GERTRUDE ( revenant.)
Voilà, Messieurs.
(Le juge examine avec Baudrillon et Ramel.)

BAUDRILLON (met ses lunettes.)
C'est intact, Messieurs, parfaitement intact; voilà mon cachet deux fois, sain et entier.

LE JUGE
Serrez bien cela, Madame, car depuis quelque temps les cours d'assises n'ont à juger que des empoisonnements.

GERTRUDE
Vous voyez, Monsieur, il était dans mon secrétaire, et c'est moi seule, ou le général, qui en avons la clef. (Elle rentre dans la chambre.)

RAMEL
Général, nous n'attendrons pas le rapport des experts. La principale charge, qui, vous en conviendrez, était très-grave, car toute la ville en parlait, vient de disparaître, et comme nous croyons à la science et à l'intégrité du docteur Vernon (Gertrude revient)
, Champagne, vous êtes libre. (Mouvement de joie chez tout le monde.)
Mais vous voyez, mon ami, à quels fâcheux soupçons on est exposé, quand on fait mauvais ménage.

CHAMPAGNE
Mon magistrat, demandez à mon général si je ne suis pas un agneau ; mais ma femme, Dieu veuille lui pardonner, était la plus mauvaise qui ait été fabriquée… un ange n'aurait pas pu y tenir. Si je l'ai quelquefois remise à la raison, le mauvais quart d'heure que vous venez de me faire passer en est une rude punition, mille noms de noms !… Être pris pour un empoisonneur, et se savoir innocent, se voir entre les mains de la justice…
(Il pleure.)

LE GÉNÉRAL
Eh bien ! te voilà justifié.

NAPOLÉON
Papa, en quoi c'est-il fait, la justice ?

LE GÉNÉRAL
Messieurs, la justice ne devrait pas commettre de ces sortes d'erreurs.

GERTRUDE
Elle a toujours quelque chose de fatal, la justice !… Et on causera toujours en mal pour ce pauvre homme de votre arrivée ici.

RAMEL
Madame, la justice criminelle n'a rien de fatal pour les innocents.
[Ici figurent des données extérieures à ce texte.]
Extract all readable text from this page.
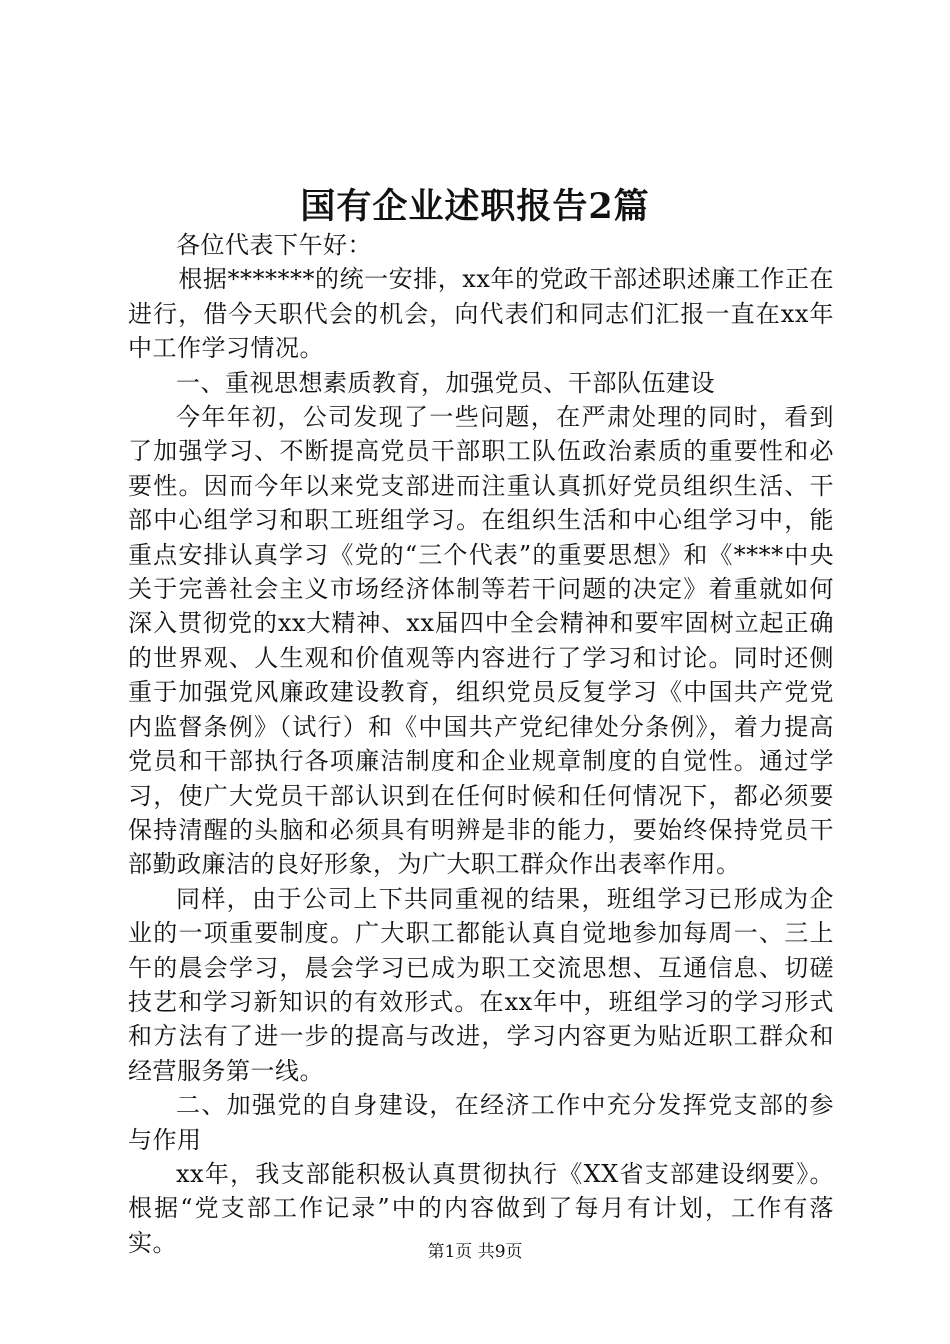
国有企业述职报告2篇

各位代表下午好：

根据*******的统一安排，xx年的党政干部述职述廉工作正在进行，借今天职代会的机会，向代表们和同志们汇报一直在xx年中工作学习情况。

一、重视思想素质教育，加强党员、干部队伍建设

今年年初，公司发现了一些问题，在严肃处理的同时，看到了加强学习、不断提高党员干部职工队伍政治素质的重要性和必要性。因而今年以来党支部进而注重认真抓好党员组织生活、干部中心组学习和职工班组学习。在组织生活和中心组学习中，能重点安排认真学习《党的“三个代表”的重要思想》和《****中央关于完善社会主义市场经济体制等若干问题的决定》着重就如何深入贯彻党的xx大精神、xx届四中全会精神和要牢固树立起正确的世界观、人生观和价值观等内容进行了学习和讨论。同时还侧重于加强党风廉政建设教育，组织党员反复学习《中国共产党党内监督条例》（试行）和《中国共产党纪律处分条例》，着力提高党员和干部执行各项廉洁制度和企业规章制度的自觉性。通过学习，使广大党员干部认识到在任何时候和任何情况下，都必须要保持清醒的头脑和必须具有明辨是非的能力，要始终保持党员干部勤政廉洁的良好形象，为广大职工群众作出表率作用。

同样，由于公司上下共同重视的结果，班组学习已形成为企业的一项重要制度。广大职工都能认真自觉地参加每周一、三上午的晨会学习，晨会学习已成为职工交流思想、互通信息、切磋技艺和学习新知识的有效形式。在xx年中，班组学习的学习形式和方法有了进一步的提高与改进，学习内容更为贴近职工群众和经营服务第一线。

二、加强党的自身建设，在经济工作中充分发挥党支部的参与作用

xx年，我支部能积极认真贯彻执行《XX省支部建设纲要》。根据“党支部工作记录”中的内容做到了每月有计划，工作有落实。	第1页 共9页
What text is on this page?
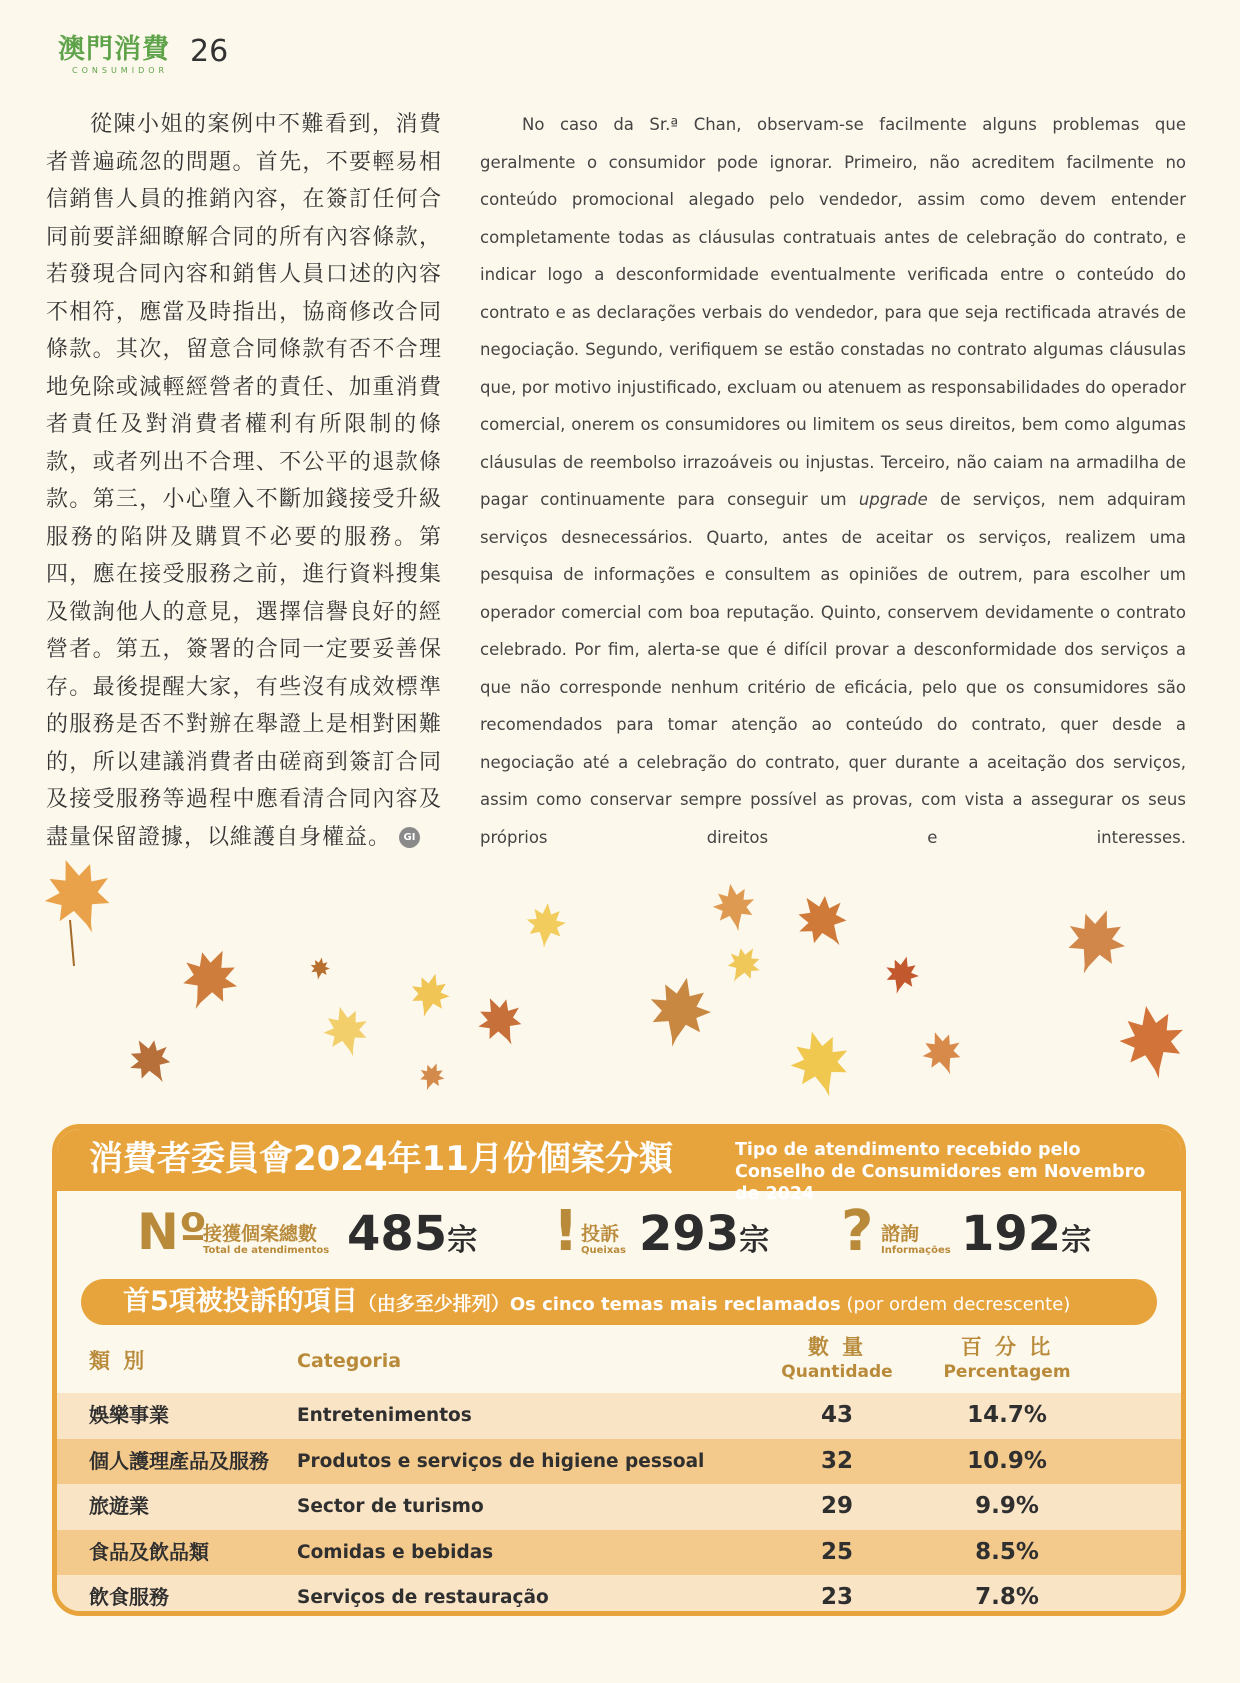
澳門消費
CONSUMIDOR
26
從陳小姐的案例中不難看到，消費者普遍疏忽的問題。首先，不要輕易相信銷售人員的推銷內容，在簽訂任何合同前要詳細瞭解合同的所有內容條款，若發現合同內容和銷售人員口述的內容不相符，應當及時指出，協商修改合同條款。其次，留意合同條款有否不合理地免除或減輕經營者的責任、加重消費者責任及對消費者權利有所限制的條款，或者列出不合理、不公平的退款條款。第三，小心墮入不斷加錢接受升級服務的陷阱及購買不必要的服務。第四，應在接受服務之前，進行資料搜集及徵詢他人的意見，選擇信譽良好的經營者。第五，簽署的合同一定要妥善保存。最後提醒大家，有些沒有成效標準的服務是否不對辦在舉證上是相對困難的，所以建議消費者由磋商到簽訂合同及接受服務等過程中應看清合同內容及盡量保留證據，以維護自身權益。 GI
No caso da Sr.ª Chan, observam-se facilmente alguns problemas que geralmente o consumidor pode ignorar. Primeiro, não acreditem facilmente no conteúdo promocional alegado pelo vendedor, assim como devem entender completamente todas as cláusulas contratuais antes de celebração do contrato, e indicar logo a desconformidade eventualmente verificada entre o conteúdo do contrato e as declarações verbais do vendedor, para que seja rectificada através de negociação. Segundo, verifiquem se estão constadas no contrato algumas cláusulas que, por motivo injustificado, excluam ou atenuem as responsabilidades do operador comercial, onerem os consumidores ou limitem os seus direitos, bem como algumas cláusulas de reembolso irrazoáveis ou injustas. Terceiro, não caiam na armadilha de pagar continuamente para conseguir um upgrade de serviços, nem adquiram serviços desnecessários. Quarto, antes de aceitar os serviços, realizem uma pesquisa de informações e consultem as opiniões de outrem, para escolher um operador comercial com boa reputação. Quinto, conservem devidamente o contrato celebrado. Por fim, alerta-se que é difícil provar a desconformidade dos serviços a que não corresponde nenhum critério de eficácia, pelo que os consumidores são recomendados para tomar atenção ao conteúdo do contrato, quer desde a negociação até a celebração do contrato, quer durante a aceitação dos serviços, assim como conservar sempre possível as provas, com vista a assegurar os seus próprios direitos e interesses.
消費者委員會2024年11月份個案分類	Tipo de atendimento recebido pelo Conselho de Consumidores em Novembro de 2024
Nº
接獲個案總數
Total de atendimentos 485宗 ! 投訴
Queixas 293宗 ? 諮詢
Informações 192宗
首5項被投訴的項目（由多至少排列）Os cinco temas mais reclamados (por ordem decrescente)
類 別	Categoria
數 量
Quantidade
百 分 比
Percentagem
娛樂事業	Entretenimentos	43	14.7%
個人護理產品及服務 Produtos e serviços de higiene pessoal	32	10.9%
旅遊業	Sector de turismo	29	9.9%
食品及飲品類	Comidas e bebidas	25	8.5%
飲食服務	Serviços de restauração	23	7.8%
Vous voyez que Champagne a été promptement mis en liberté. (En regardant Gertrude.)
Ceux qui vivent sans reproches, qui n'ont que des passions nobles, avouables, n'ont jamais rien à redouter de la justice.

GERTRUDE
Monsieur, vous ne connaissez pas les gens de ce pays-ci… Dans dix ans, on dira que Champagne a empoisonné sa femme, que la justice est venue… et que sans notre protection…

LE GÉNÉRAL
Allons, allons, Gertrude… ces messieurs ont fait leur devoir. (Félix prépare sur un guéridon, au fond à gauche, ce qu'il faut pour le café.)
Messieurs, puis-je vous offrir une tasse de café ?

LE JUGE
Merci, général ; l'urgence de cette affaire nous a fait partir à l'improviste, et ma femme m'attend pour dîner à Louviers.
(Il va au perron causer avec le médecin.)

LE GÉNÉRAL (à Ramel.)
Et vous, Monsieur, l'ami de Ferdinand ?

RAMEL
Ah ! vous avez en lui, général, le plus noble cœur, le plus probe garçon et le plus charmant caractère que j'aie jamais rencontrés.

PAULINE
Il est bien aimable, ce procureur du roi !

GODARD
Et pourquoi ? Serait-ce parce qu'il fait l'éloge de M. Ferdinand ?… Tiens, tiens, tiens !

GERTRUDE ( à Ramel.)
Toutes les fois, Monsieur, que vous aurez quelques instants à vous, venez voir M. de Charny. (Au général.)
N'est-ce pas, mon ami, nous en profiterons ?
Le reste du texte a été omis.